Abstract

Abstract:

Orhan Pamuk's 2008 novel, The Museum of Innocence, narrates a love story exploring themes of unstable identities, affective objects, and obsessive collecting set against the background of social change in Turkey and its manifestation in the urban landscape of Istanbul. In his museum of the same name, which opened in 2012, and its catalog, The Innocence of Objects, Pamuk articulates a clear political agenda through his "Modest Manifesto for Museums," which expresses deep suspicion of the relationship between the narratives of the past told through grand museums and the power of the state. Pamuk's valuing of the everyday—the quotidian materiality of ordinary human lives—can be read as a critique of the concept of heritage significance and a reimagining of the field of heritage and museums where the material traces of the past are not uprooted from their neighborhoods but cared for at home and curated with love.
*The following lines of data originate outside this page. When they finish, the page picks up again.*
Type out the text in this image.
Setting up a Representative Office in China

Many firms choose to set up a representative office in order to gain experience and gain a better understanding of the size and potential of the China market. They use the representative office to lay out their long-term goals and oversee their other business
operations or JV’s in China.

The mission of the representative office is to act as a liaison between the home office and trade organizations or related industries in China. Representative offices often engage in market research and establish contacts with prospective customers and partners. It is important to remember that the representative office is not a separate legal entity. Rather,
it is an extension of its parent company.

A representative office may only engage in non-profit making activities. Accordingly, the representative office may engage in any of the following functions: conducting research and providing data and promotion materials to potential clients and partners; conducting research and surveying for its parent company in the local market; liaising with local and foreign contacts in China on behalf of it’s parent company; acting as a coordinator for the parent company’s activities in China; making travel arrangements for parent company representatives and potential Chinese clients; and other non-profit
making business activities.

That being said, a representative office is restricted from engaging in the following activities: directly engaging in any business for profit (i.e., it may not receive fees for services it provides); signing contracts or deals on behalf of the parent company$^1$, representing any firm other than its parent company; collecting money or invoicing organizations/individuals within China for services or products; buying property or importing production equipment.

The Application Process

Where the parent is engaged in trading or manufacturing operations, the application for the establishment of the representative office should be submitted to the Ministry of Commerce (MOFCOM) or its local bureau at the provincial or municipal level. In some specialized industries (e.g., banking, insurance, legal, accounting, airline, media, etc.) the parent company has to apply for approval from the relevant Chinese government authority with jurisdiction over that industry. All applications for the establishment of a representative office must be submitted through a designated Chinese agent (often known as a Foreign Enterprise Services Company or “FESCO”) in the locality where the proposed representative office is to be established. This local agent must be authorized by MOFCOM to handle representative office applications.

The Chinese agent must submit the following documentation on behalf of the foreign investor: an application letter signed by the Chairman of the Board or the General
I suggest that Pamuk's Museum of Innocence imagines a utopian future for heritage and museums that is centered on the constitution of empathic, materially mediated experiences of the everyday, particularly of joy, love, and happiness, emotions rarely encompassed or made visible through the frame of heritage. Pamuk's concern with experience and emotion, rather than representation, and with the vibrant materiality of objects, rather than representative collections, links to the scholarly shift in interest from what heritage might mean to what it might do.